Ibrutinib 560mg (dose level 1) or 840mg (levels 2-4) was administered daily; lenalidomide was dosed day 1-21 at 10mg (level 1 + 2), 15mg (level 3), or 20mg (level 4) daily; rituximab 500mg/m² was administered every 28 days. Rituximab was given for 6 cycles, lenalidomide 12 cycles, and ibrutinib ongoing.

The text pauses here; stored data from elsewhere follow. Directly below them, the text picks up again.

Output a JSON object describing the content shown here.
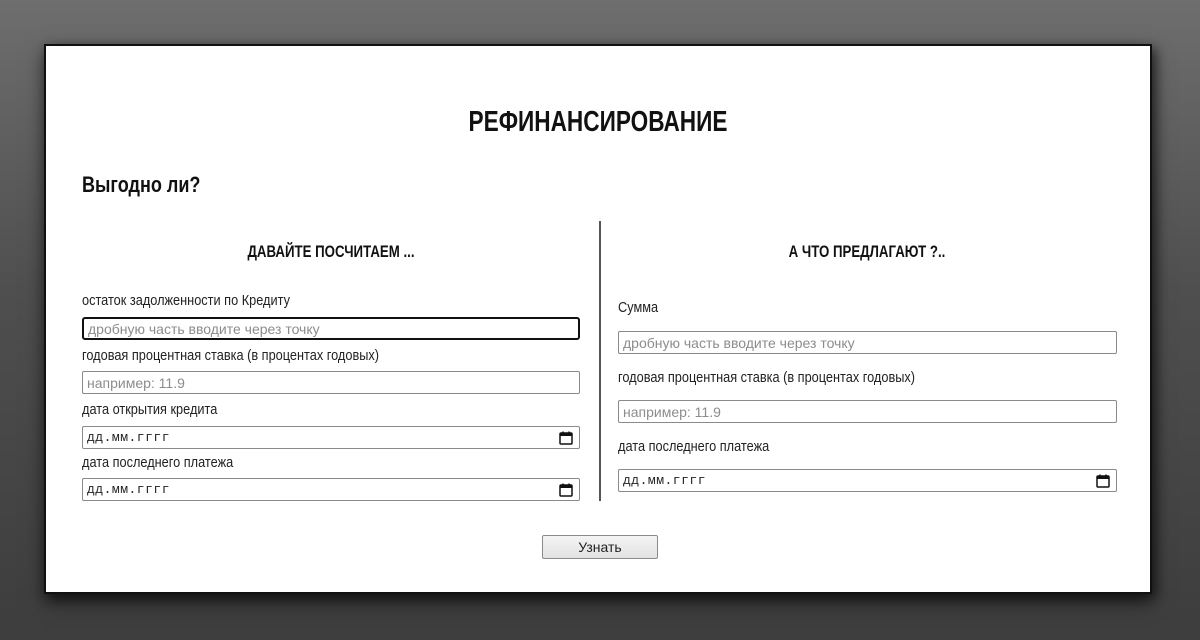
{
  "page": {
    "title": "РЕФИНАНСИРОВАНИЕ",
    "subtitle": "Выгодно ли?"
  },
  "left": {
    "heading": "ДАВАЙТЕ ПОСЧИТАЕМ ...",
    "debt_label": "остаток задолженности по Кредиту",
    "debt_placeholder": "дробную часть вводите через точку",
    "rate_label": "годовая процентная ставка (в процентах годовых)",
    "rate_placeholder": "например: 11.9",
    "open_date_label": "дата открытия кредита",
    "open_date_value": "дд.мм.гггг",
    "last_payment_label": "дата последнего платежа",
    "last_payment_value": "дд.мм.гггг"
  },
  "right": {
    "heading": "А ЧТО ПРЕДЛАГАЮТ ?..",
    "sum_label": "Сумма",
    "sum_placeholder": "дробную часть вводите через точку",
    "rate_label": "годовая процентная ставка (в процентах годовых)",
    "rate_placeholder": "например: 11.9",
    "last_payment_label": "дата последнего платежа",
    "last_payment_value": "дд.мм.гггг"
  },
  "submit": {
    "label": "Узнать"
  },
  "icons": {
    "date_picker": "calendar-icon"
  }
}
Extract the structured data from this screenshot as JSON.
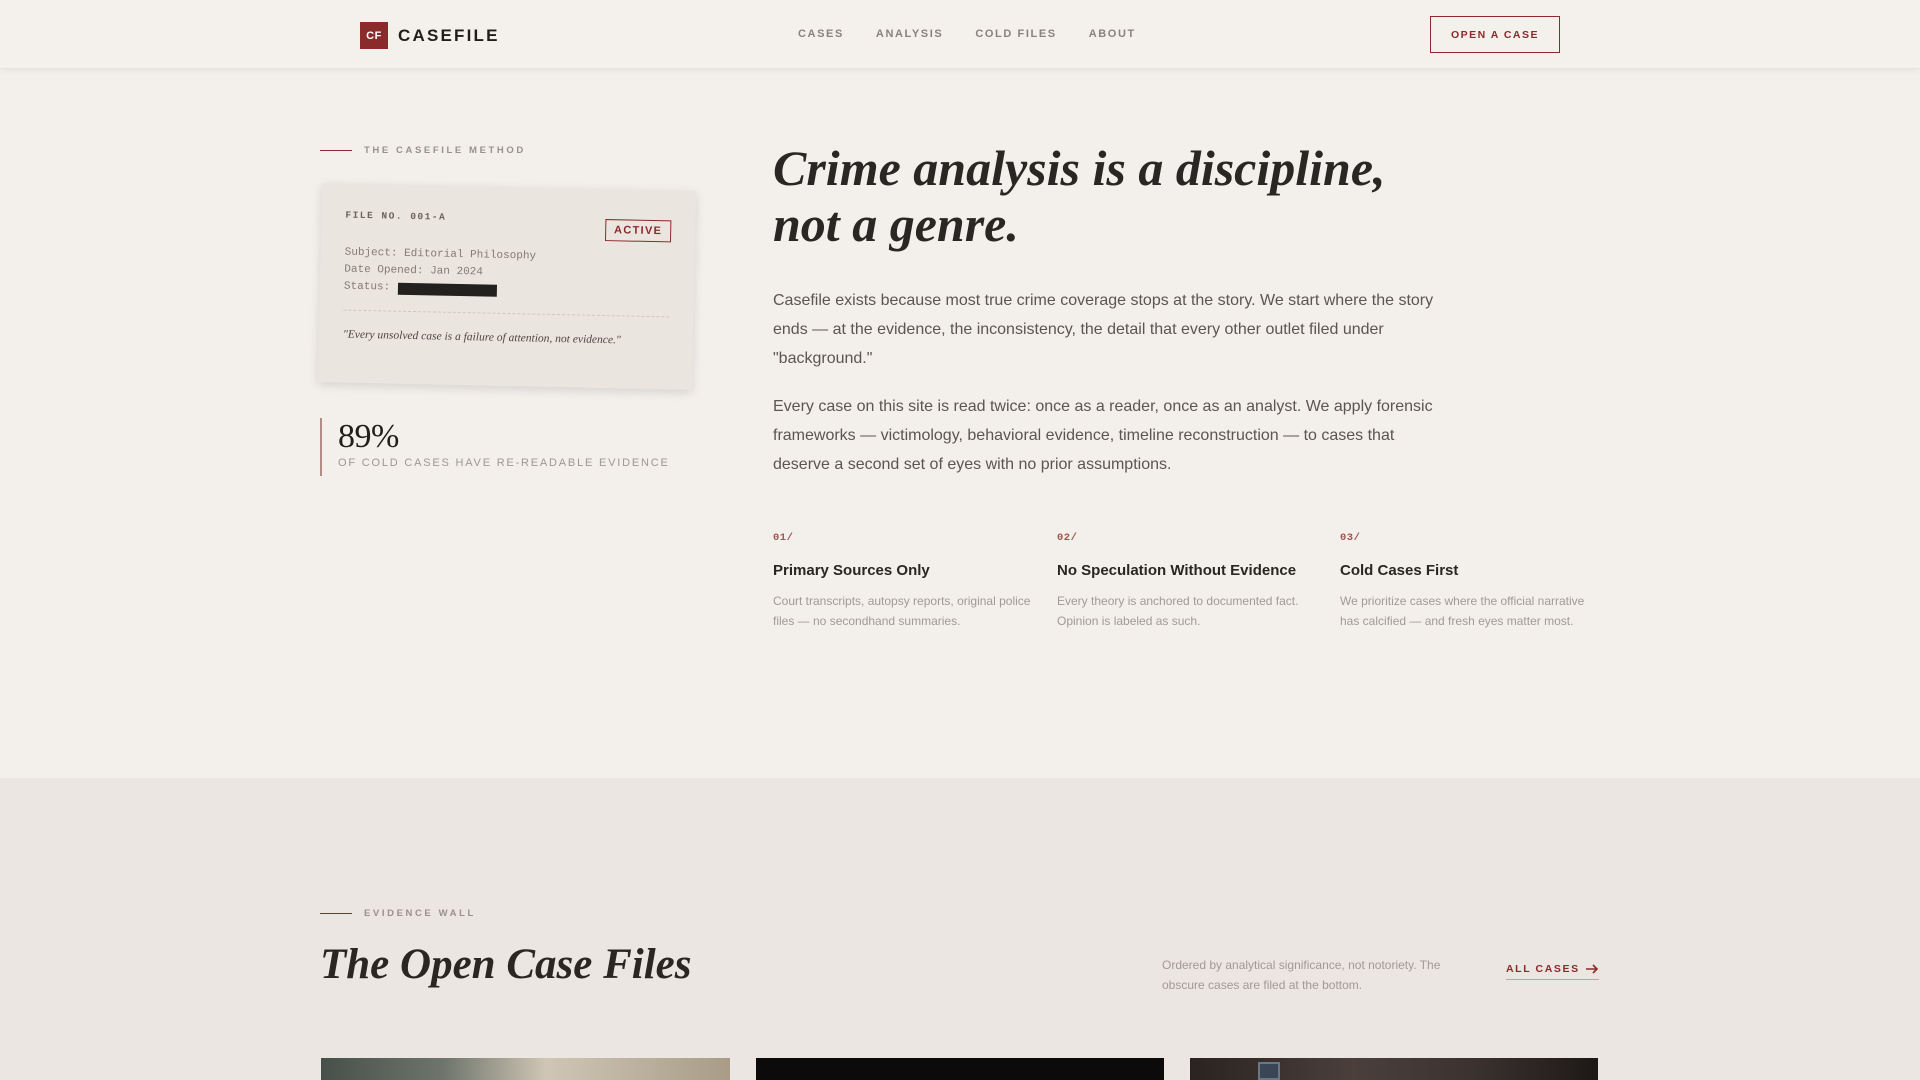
{
  "header": {
    "logo_mark": "CF",
    "logo_text": "CASEFILE",
    "nav": [
      "CASES",
      "ANALYSIS",
      "COLD FILES",
      "ABOUT"
    ],
    "cta": "OPEN A CASE"
  },
  "method": {
    "eyebrow": "THE CASEFILE METHOD",
    "card": {
      "file_no": "FILE NO. 001-A",
      "badge": "ACTIVE",
      "subject": "Subject: Editorial Philosophy",
      "date_opened": "Date Opened: Jan 2024",
      "status_label": "Status:",
      "quote": "\"Every unsolved case is a failure of attention, not evidence.\""
    },
    "stat": {
      "value": "89%",
      "label": "OF COLD CASES HAVE RE-READABLE EVIDENCE"
    },
    "headline_line1": "Crime analysis is a discipline,",
    "headline_line2": "not a genre.",
    "paragraph1": "Casefile exists because most true crime coverage stops at the story. We start where the story ends — at the evidence, the inconsistency, the detail that every other outlet filed under \"background.\"",
    "paragraph2": "Every case on this site is read twice: once as a reader, once as an analyst. We apply forensic frameworks — victimology, behavioral evidence, timeline reconstruction — to cases that deserve a second set of eyes with no prior assumptions.",
    "pillars": [
      {
        "num": "01/",
        "title": "Primary Sources Only",
        "desc": "Court transcripts, autopsy reports, original police files — no secondhand summaries."
      },
      {
        "num": "02/",
        "title": "No Speculation Without Evidence",
        "desc": "Every theory is anchored to documented fact. Opinion is labeled as such."
      },
      {
        "num": "03/",
        "title": "Cold Cases First",
        "desc": "We prioritize cases where the official narrative has calcified — and fresh eyes matter most."
      }
    ]
  },
  "evidence": {
    "eyebrow": "EVIDENCE WALL",
    "title": "The Open Case Files",
    "note": "Ordered by analytical significance, not notoriety. The obscure cases are filed at the bottom.",
    "all_cases": "ALL CASES"
  },
  "colors": {
    "accent": "#8b2a2a",
    "background": "#f3efeb",
    "section_bg": "#ebe6e1"
  },
  "icons": {
    "arrow": "arrow-right-icon"
  }
}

25 patients were enrolled (3 each into dose level 1-3; 6 into level 4; 10 into expansion cohort at level 4). Median age was 67 years (range 41-85) and median ECOG 1 (range 0-2). Patients had a median of 2 prior regimens (range 1-5). Common adverse events were thrombocytopenia, rash, and lymphopenia. No aspergillosis or grade 5 toxicities were observed. After 12.8 months median follow-up, 20/25 (80%) showed a response with a median time to best response 60 days (range, 25-615). Median progression-free survival (PFS) was 4.3 months (95% CI: 2.4-not reached) with a PFS12m of 37% (95% CI: 22%-63%). Median overall survival has not been reached. Patients with rash during treatment had improved PFS (HR: 0.17, 95% CI: 0.05-0.55, p-value=0.003).

R²I was tolerated well with high response rates and short time to best response. Median PFS was limited but 1/3 of patients had durable response >12 months. This trial was registered at www.clincialtrails.gov (NCT03703167).